"The answer was rather blatant". Mike Nuzzo.
Mike,
Can you please elaborate?
Adam,
My sources are confidential, covered under some confidentiality convention, I am sure.
While in Lubbock, I conducted my own "man in the street" surveys, possibly talking with in excess of 20 people. I have also spoken to a few raters for the Dallas Morning News and a number of alumni who play golf regularly. Not without some import, is the feedback passed on to me by someone who was intimiately involved in the development of the course.
My comments were not meant to slight the course. I believe that it is among the best in Texas, and certainly the standard in that part of the state. I am curious to see where it will place in the Morning News list this comig spring. Hopefully it will be in the top 20.
Matt,
You picked-up on the balance issue.
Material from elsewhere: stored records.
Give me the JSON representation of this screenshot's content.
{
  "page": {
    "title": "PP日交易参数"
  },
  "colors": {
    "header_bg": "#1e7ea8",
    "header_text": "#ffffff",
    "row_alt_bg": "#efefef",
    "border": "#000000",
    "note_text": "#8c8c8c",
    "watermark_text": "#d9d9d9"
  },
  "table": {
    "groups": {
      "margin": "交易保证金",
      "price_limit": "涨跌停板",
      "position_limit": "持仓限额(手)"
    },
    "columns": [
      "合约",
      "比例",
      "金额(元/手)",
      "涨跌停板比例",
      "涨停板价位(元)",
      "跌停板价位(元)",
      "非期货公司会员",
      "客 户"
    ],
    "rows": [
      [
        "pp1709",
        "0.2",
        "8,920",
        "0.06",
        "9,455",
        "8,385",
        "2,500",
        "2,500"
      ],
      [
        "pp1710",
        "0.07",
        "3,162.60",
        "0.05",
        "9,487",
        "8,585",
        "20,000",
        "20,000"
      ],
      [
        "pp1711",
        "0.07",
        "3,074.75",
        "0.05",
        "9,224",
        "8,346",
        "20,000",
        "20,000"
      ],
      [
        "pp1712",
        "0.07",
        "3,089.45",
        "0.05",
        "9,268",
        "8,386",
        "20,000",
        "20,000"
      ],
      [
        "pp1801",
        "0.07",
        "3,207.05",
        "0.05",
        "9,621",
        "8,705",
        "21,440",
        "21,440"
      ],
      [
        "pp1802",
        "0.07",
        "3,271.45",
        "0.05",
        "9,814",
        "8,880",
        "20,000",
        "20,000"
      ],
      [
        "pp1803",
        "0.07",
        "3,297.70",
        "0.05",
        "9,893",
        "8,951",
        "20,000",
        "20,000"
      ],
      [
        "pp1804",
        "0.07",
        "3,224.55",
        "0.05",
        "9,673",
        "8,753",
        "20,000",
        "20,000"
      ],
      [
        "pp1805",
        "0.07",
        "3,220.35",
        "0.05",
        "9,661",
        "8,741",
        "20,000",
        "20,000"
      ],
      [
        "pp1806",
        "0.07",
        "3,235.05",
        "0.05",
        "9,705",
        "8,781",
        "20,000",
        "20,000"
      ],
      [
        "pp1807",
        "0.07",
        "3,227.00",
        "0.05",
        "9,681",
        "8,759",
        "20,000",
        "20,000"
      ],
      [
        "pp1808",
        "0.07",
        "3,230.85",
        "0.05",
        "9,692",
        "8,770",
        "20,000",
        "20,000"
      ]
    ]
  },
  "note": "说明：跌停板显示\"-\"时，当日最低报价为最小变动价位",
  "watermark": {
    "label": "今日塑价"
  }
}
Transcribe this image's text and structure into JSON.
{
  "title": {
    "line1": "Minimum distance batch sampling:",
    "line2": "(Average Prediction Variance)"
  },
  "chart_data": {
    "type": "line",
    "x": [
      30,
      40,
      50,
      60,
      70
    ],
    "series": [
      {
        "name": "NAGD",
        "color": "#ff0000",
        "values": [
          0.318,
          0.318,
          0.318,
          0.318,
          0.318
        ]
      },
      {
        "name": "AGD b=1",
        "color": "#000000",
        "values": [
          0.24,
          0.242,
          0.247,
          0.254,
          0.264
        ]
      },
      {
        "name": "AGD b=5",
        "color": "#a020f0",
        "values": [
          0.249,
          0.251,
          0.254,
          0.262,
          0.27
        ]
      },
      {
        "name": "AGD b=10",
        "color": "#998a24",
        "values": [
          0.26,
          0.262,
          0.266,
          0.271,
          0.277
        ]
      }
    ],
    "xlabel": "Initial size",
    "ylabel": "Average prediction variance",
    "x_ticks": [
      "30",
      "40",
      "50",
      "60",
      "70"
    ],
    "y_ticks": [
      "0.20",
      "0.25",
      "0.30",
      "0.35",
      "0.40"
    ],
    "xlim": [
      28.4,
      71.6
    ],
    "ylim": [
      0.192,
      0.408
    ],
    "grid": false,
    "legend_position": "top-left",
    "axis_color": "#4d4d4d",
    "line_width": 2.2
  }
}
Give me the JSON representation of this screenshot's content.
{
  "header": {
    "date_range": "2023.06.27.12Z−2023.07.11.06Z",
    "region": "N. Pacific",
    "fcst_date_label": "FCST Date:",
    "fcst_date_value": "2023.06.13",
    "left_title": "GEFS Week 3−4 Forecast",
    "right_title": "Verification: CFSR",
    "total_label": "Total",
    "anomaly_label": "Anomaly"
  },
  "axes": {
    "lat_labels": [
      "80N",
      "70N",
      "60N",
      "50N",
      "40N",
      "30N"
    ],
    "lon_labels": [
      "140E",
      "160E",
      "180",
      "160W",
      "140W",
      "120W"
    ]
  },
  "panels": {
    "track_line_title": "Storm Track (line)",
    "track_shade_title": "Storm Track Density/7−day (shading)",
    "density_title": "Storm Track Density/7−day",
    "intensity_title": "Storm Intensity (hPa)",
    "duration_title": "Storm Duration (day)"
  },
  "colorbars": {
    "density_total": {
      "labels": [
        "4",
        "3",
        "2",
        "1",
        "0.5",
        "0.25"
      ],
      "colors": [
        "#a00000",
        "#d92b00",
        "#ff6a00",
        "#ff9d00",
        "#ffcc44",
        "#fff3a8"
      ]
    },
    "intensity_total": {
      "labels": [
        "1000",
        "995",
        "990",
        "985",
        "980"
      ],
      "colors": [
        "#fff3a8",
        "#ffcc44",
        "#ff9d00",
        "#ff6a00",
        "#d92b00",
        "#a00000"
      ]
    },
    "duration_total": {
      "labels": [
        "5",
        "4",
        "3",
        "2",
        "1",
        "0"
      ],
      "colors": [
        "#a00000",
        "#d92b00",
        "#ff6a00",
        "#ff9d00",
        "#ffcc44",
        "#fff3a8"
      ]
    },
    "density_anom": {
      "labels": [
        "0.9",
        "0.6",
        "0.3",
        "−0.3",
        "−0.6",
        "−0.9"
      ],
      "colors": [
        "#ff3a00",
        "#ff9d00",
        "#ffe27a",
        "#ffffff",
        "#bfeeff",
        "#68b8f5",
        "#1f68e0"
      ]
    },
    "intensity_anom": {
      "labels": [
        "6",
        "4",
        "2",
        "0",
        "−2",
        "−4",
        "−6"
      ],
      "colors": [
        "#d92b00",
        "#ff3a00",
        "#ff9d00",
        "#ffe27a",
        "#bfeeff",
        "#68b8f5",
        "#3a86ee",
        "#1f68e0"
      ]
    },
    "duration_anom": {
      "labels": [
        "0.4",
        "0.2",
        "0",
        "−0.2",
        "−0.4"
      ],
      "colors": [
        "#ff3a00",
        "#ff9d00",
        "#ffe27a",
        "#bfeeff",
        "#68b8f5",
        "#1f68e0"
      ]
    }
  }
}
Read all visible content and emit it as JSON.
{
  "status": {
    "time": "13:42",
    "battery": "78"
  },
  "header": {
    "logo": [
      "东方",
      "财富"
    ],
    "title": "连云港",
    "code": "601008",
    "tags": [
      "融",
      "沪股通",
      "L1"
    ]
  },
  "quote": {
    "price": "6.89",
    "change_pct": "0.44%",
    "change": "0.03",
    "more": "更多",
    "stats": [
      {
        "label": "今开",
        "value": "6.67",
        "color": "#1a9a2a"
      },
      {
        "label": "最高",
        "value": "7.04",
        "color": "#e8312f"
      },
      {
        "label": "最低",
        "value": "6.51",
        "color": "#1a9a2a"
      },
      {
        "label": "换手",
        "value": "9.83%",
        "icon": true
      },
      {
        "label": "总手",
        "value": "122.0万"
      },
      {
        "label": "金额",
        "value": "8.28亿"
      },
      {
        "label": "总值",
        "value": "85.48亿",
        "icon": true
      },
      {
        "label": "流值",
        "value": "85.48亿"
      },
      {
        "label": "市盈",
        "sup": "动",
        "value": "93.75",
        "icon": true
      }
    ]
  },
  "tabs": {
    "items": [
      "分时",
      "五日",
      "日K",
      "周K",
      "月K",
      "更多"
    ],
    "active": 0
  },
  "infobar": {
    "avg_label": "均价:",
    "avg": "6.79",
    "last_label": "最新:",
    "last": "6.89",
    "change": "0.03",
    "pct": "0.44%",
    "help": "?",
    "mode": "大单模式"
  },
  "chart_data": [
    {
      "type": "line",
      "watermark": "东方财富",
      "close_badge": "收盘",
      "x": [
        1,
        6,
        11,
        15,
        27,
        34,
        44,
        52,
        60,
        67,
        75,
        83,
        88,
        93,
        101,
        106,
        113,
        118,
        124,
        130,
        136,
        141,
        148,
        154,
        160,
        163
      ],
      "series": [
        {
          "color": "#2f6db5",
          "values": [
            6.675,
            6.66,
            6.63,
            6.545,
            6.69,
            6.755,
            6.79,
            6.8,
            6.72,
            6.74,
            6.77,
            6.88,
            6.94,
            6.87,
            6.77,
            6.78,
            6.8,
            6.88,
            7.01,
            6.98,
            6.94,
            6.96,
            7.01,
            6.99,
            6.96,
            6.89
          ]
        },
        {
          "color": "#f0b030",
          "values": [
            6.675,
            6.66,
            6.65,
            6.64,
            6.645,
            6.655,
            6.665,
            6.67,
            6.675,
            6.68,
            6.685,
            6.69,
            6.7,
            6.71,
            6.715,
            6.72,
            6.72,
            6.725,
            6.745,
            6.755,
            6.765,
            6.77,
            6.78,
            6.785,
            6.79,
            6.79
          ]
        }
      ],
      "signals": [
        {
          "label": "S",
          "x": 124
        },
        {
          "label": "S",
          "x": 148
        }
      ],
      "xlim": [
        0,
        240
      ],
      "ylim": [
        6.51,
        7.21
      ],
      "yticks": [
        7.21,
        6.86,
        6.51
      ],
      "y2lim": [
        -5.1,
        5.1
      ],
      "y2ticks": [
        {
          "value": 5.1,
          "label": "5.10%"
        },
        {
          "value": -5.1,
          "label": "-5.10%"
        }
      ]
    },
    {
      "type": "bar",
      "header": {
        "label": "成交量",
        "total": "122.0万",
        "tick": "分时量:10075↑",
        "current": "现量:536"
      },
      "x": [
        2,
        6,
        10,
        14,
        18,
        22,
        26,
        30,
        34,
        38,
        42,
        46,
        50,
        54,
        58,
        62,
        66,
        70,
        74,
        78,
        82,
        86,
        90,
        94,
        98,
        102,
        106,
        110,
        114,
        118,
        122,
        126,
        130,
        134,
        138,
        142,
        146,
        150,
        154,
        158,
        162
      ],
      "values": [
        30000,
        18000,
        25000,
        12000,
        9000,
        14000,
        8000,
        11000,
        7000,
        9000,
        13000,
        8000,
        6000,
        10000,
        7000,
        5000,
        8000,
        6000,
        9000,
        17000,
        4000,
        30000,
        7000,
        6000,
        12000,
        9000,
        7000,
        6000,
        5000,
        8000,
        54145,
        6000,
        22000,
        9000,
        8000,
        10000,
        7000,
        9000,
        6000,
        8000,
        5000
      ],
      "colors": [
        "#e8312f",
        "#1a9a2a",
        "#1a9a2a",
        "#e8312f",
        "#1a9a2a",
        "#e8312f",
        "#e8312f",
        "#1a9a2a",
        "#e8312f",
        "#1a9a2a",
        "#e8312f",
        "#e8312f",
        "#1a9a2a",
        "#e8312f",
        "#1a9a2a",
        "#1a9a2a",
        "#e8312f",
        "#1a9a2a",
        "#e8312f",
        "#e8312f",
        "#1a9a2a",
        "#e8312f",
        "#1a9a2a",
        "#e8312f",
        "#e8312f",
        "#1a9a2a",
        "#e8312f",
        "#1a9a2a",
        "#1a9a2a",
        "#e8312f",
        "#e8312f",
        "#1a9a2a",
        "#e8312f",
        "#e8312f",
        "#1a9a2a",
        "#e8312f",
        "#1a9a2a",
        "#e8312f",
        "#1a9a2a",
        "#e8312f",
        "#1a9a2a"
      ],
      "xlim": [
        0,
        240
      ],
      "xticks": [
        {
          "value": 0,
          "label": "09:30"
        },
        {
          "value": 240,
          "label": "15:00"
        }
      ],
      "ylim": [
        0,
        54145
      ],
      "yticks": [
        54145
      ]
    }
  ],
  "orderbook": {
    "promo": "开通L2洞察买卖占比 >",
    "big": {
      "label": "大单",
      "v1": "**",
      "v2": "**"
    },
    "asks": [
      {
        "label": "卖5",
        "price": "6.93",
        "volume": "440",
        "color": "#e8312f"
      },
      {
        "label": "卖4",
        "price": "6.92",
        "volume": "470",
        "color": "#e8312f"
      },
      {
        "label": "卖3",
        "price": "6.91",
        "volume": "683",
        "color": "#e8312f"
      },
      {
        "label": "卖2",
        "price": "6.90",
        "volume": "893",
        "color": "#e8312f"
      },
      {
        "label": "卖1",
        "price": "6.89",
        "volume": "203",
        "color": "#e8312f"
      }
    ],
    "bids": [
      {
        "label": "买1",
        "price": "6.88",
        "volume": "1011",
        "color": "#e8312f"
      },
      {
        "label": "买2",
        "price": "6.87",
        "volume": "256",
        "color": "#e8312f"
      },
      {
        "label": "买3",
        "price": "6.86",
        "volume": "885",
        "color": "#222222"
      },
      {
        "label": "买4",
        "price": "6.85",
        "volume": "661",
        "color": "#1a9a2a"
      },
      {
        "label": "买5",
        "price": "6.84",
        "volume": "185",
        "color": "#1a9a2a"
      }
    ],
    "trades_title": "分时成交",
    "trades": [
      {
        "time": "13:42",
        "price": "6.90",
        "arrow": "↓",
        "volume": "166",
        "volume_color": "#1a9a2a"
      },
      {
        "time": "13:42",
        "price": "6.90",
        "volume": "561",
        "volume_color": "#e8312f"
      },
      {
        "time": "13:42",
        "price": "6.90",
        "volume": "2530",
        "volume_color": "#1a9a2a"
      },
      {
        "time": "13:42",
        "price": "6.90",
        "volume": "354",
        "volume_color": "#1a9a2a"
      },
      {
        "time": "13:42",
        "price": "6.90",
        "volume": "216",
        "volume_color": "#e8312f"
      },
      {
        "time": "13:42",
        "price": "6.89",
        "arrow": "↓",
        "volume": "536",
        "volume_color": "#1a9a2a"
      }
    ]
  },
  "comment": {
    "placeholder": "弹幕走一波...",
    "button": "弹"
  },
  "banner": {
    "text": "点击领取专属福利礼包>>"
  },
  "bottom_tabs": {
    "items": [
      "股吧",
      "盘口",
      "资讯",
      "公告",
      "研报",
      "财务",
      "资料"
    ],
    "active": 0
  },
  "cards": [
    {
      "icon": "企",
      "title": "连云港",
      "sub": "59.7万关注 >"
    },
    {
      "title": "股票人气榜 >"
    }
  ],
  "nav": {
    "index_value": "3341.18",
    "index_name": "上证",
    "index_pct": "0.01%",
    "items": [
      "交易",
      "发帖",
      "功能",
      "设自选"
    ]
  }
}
However, going downwind sometimes makes a hole that more difficult. The two long par 4s shown above do play much shorter, but stopping the ball on the green anywhere the hole even with a short iron is next to impossible. Also, #17 plays vary hard, and the water on 18 comes in play from the tee.
I was fortunate to play with a 20-30+ mph south wind one day, and an equal wind coming from the north the next. It was much colder with a north wind, perhaps adding to the difficulty, but I had a much easier time into the prevailing southwest wind. The balance issue didn't jump out at me; it was just a totally different course.
BTW, I think that Lubbock gets quite a bit of wind from the north from now through the early spring. As they say, not much to block those northerners but for a bit of barb-wire fence.